Depends on the situation and years of trucks being talked about. Most modern trucks get fantastic mileage compared to their older counterparts. For example my 1990 F250 5.8 averages about 13 with careful driving. The 1990 7.3 crew cab got 19 consistent with it breaking over 20 on many highway trips. In my scenario the diesel option is MUCH cheaper to run despite the extra cost differences. Now with modern trucks getting 18-20 in a gasser is about the same as their diesel counterparts so it really only makes sense to go diesel if extensive towing is going to be a factor. If I ever win the lotto I'll probably spend the coin and actually get a modern truck
Most modern gasoline trucks (1/2 tons and midsize) are lucky to get 17-18 mpg combined. I know that certain engines (ecoboost) are rated higher than that, but go look at the real world results: most of the owners are getting far lower than the EPA ratings in real-world conditions.
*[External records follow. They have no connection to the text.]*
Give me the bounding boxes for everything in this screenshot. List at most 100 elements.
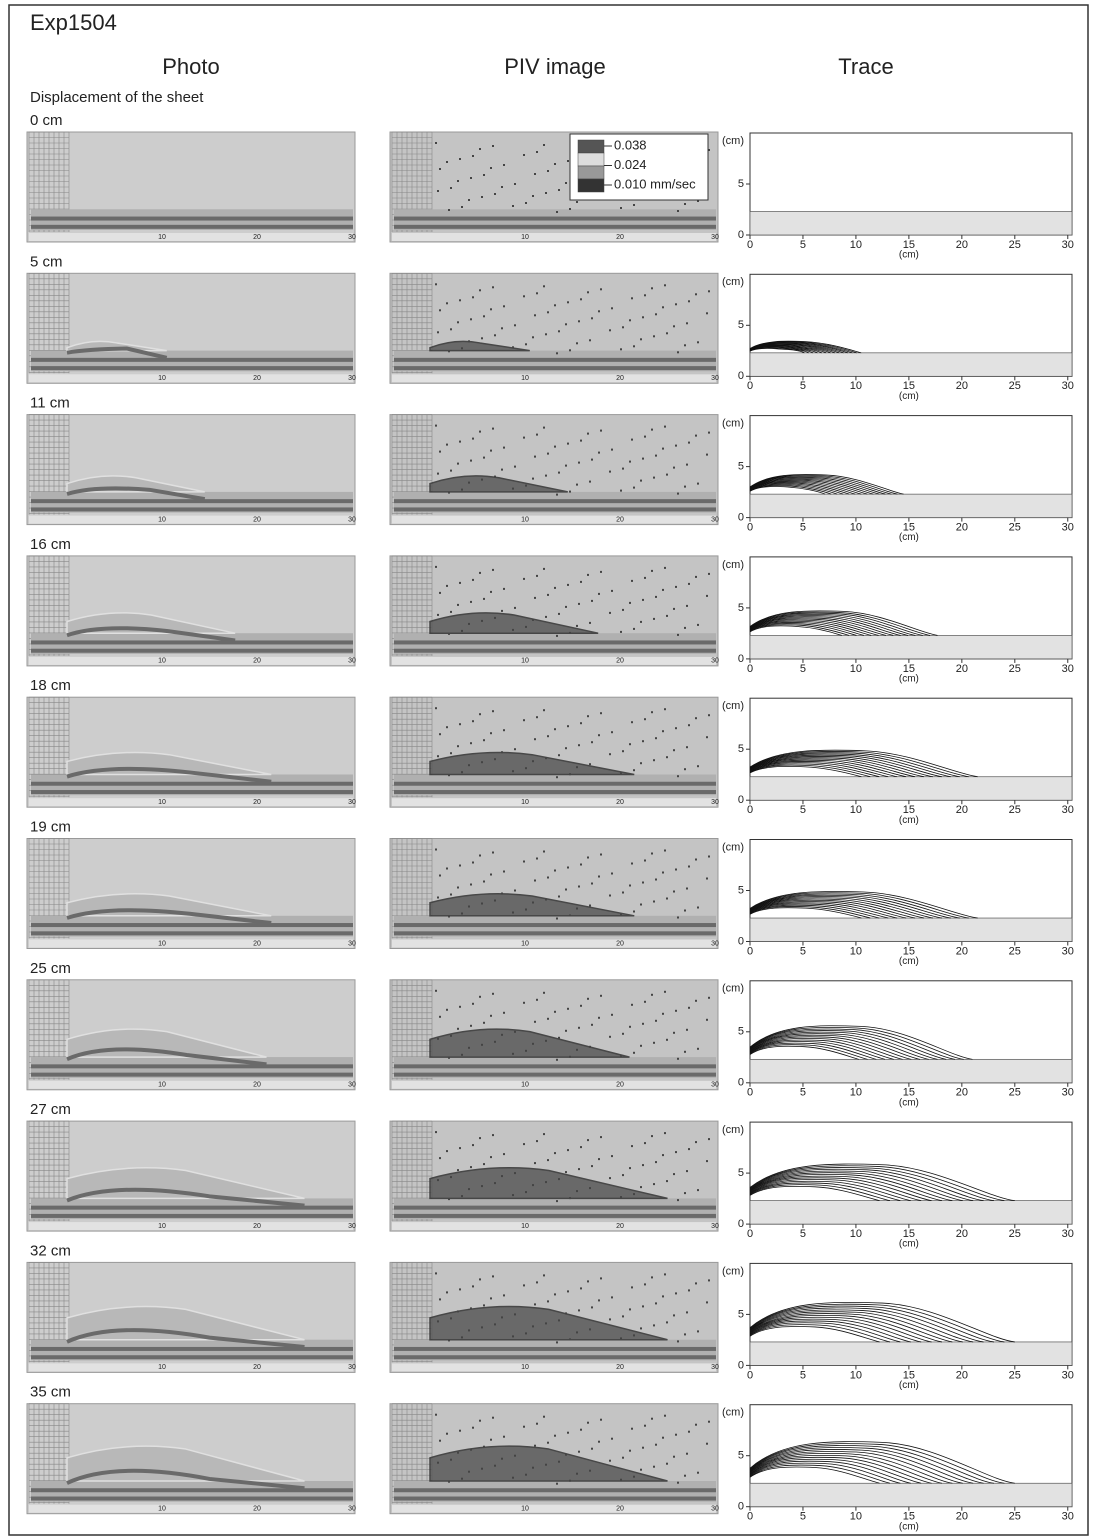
piv-speck bbox=[446, 1291, 448, 1294]
piv-speck bbox=[512, 770, 514, 773]
piv-speck bbox=[576, 201, 578, 203]
piv-speck bbox=[609, 1459, 611, 1462]
piv-speck bbox=[523, 1143, 525, 1146]
piv-speck bbox=[706, 594, 708, 597]
x-axis-unit: (cm) bbox=[899, 391, 919, 402]
x-tick-label: 15 bbox=[903, 1511, 915, 1523]
trace-curve bbox=[749, 340, 862, 354]
piv-speck bbox=[662, 730, 664, 733]
piv-speck bbox=[483, 315, 485, 318]
piv-speck bbox=[580, 1146, 582, 1149]
ruler bbox=[29, 374, 353, 383]
y-tick-label: 0 bbox=[738, 229, 744, 241]
piv-speck bbox=[468, 622, 470, 625]
piv-speck bbox=[662, 1012, 664, 1015]
piv-speck bbox=[640, 1468, 642, 1471]
piv-wedge bbox=[429, 1028, 630, 1058]
piv-speck bbox=[622, 1174, 624, 1177]
piv-speck bbox=[470, 177, 472, 179]
piv-speck bbox=[589, 1187, 591, 1190]
piv-speck bbox=[611, 1155, 613, 1158]
piv-speck bbox=[620, 1478, 622, 1481]
trace-curve bbox=[749, 481, 856, 495]
piv-speck bbox=[532, 336, 534, 339]
ruler-label: 20 bbox=[253, 375, 261, 382]
piv-speck bbox=[629, 1308, 631, 1311]
piv-speck bbox=[514, 889, 516, 892]
piv-speck bbox=[697, 623, 699, 626]
ruler-label: 10 bbox=[521, 658, 529, 665]
y-tick-label: 0 bbox=[738, 1501, 744, 1513]
piv-speck bbox=[600, 1136, 602, 1139]
piv-speck bbox=[446, 726, 448, 729]
piv-speck bbox=[479, 713, 481, 716]
piv-speck bbox=[591, 1165, 593, 1168]
ruler-label: 10 bbox=[521, 1506, 529, 1513]
piv-speck bbox=[569, 1055, 571, 1058]
trace-curve bbox=[749, 485, 832, 495]
piv-speck bbox=[448, 1480, 450, 1483]
piv-speck bbox=[653, 1465, 655, 1468]
dark-band bbox=[31, 224, 353, 229]
dark-band bbox=[394, 923, 716, 928]
wedge-fold bbox=[66, 1328, 305, 1349]
piv-speck bbox=[503, 164, 505, 166]
piv-speck bbox=[492, 1275, 494, 1278]
y-axis-unit: (cm) bbox=[722, 1124, 744, 1136]
ruler-label: 20 bbox=[253, 940, 261, 947]
piv-speck bbox=[470, 1024, 472, 1027]
piv-speck bbox=[611, 589, 613, 592]
piv-speck bbox=[600, 570, 602, 573]
piv-speck bbox=[598, 592, 600, 595]
trace-curve bbox=[749, 1456, 932, 1484]
trace-curve bbox=[749, 625, 842, 636]
piv-speck bbox=[631, 297, 633, 300]
piv-speck bbox=[688, 441, 690, 444]
piv-speck bbox=[686, 322, 688, 325]
piv-speck bbox=[459, 1005, 461, 1008]
piv-speck bbox=[688, 1148, 690, 1151]
piv-speck bbox=[578, 602, 580, 605]
y-axis-unit: (cm) bbox=[722, 983, 744, 995]
piv-speck bbox=[525, 767, 527, 770]
piv-speck bbox=[501, 609, 503, 612]
trace-curve bbox=[749, 1303, 1005, 1343]
piv-speck bbox=[490, 308, 492, 311]
piv-speck bbox=[695, 1141, 697, 1144]
piv-speck bbox=[461, 1477, 463, 1480]
ruler-label: 30 bbox=[348, 234, 356, 241]
piv-speck bbox=[492, 710, 494, 713]
x-tick-label: 10 bbox=[850, 804, 862, 816]
piv-speck bbox=[545, 474, 547, 477]
x-tick-label: 20 bbox=[956, 945, 968, 957]
ruler-label: 30 bbox=[711, 516, 719, 523]
piv-speck bbox=[554, 1293, 556, 1296]
trace-curve bbox=[749, 758, 916, 778]
piv-speck bbox=[642, 1164, 644, 1167]
piv-speck bbox=[437, 190, 439, 192]
piv-speck bbox=[640, 903, 642, 906]
piv-speck bbox=[589, 763, 591, 766]
piv-speck bbox=[633, 1051, 635, 1054]
piv-speck bbox=[666, 332, 668, 335]
piv-speck bbox=[651, 1417, 653, 1420]
piv-speck bbox=[437, 613, 439, 616]
piv-speck bbox=[686, 1311, 688, 1314]
piv-speck bbox=[565, 323, 567, 326]
x-tick-label: 10 bbox=[850, 1511, 862, 1523]
piv-speck bbox=[490, 590, 492, 593]
piv-speck bbox=[446, 867, 448, 870]
piv-speck bbox=[525, 908, 527, 911]
x-tick-label: 30 bbox=[1062, 663, 1074, 675]
piv-speck bbox=[523, 719, 525, 722]
piv-speck bbox=[532, 618, 534, 621]
legend-swatch bbox=[577, 165, 605, 180]
piv-speck bbox=[446, 1008, 448, 1011]
piv-speck bbox=[589, 1328, 591, 1331]
piv-speck bbox=[578, 320, 580, 323]
ruler-label: 20 bbox=[616, 940, 624, 947]
trace-curve bbox=[749, 1172, 963, 1202]
x-tick-label: 20 bbox=[956, 1511, 968, 1523]
legend-label: 0.038 bbox=[614, 137, 647, 152]
dark-band bbox=[31, 1205, 353, 1210]
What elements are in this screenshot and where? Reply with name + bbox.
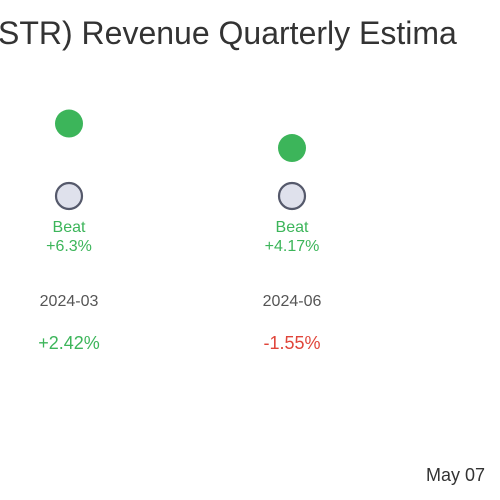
price-change-label: +2.42% (38, 333, 100, 353)
surprise-percent-label: +4.17% (265, 238, 320, 255)
quarter-column: Beat +4.17% 2024-06 -1.55% (263, 134, 322, 353)
actual-marker (278, 134, 306, 163)
estimate-marker (277, 181, 307, 211)
surprise-percent-label: +6.3% (46, 238, 92, 255)
quarter-date-label: 2024-03 (40, 293, 99, 310)
surprise-status-label: Beat (276, 219, 309, 236)
quarter-date-label: 2024-06 (263, 293, 322, 310)
quarter-columns: Beat +6.3% 2024-03 +2.42% Beat +4.17% 2024-06 -… (38, 109, 322, 353)
actual-marker (55, 109, 83, 138)
surprise-status-label: Beat (53, 219, 86, 236)
estimate-marker (54, 181, 84, 211)
quarter-column: Beat +6.3% 2024-03 +2.42% (38, 109, 100, 353)
chart-title: STR) Revenue Quarterly Estima (0, 15, 457, 51)
footer-date: May 07 (426, 465, 485, 485)
price-change-label: -1.55% (263, 333, 320, 353)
The Ram ecodiesel can easily squeeze out low 20's and the 2.8l Duramax can get into the mid to high 20's for combined driving. There is a significant efficiency discrepancy between the 2 engine types. The tradeoff is that diesels cost more to maintain and run.
Gasoline engines have become somewhat more efficient, but the OEM’s have also been using lots of little tricks to enhance efficiency (front air dam’s, higher gearing, cylinder de-activation). When these trucks get used for offroading or overlanding, a lot of those tricks (and their efficiency gains) fall by the wayside.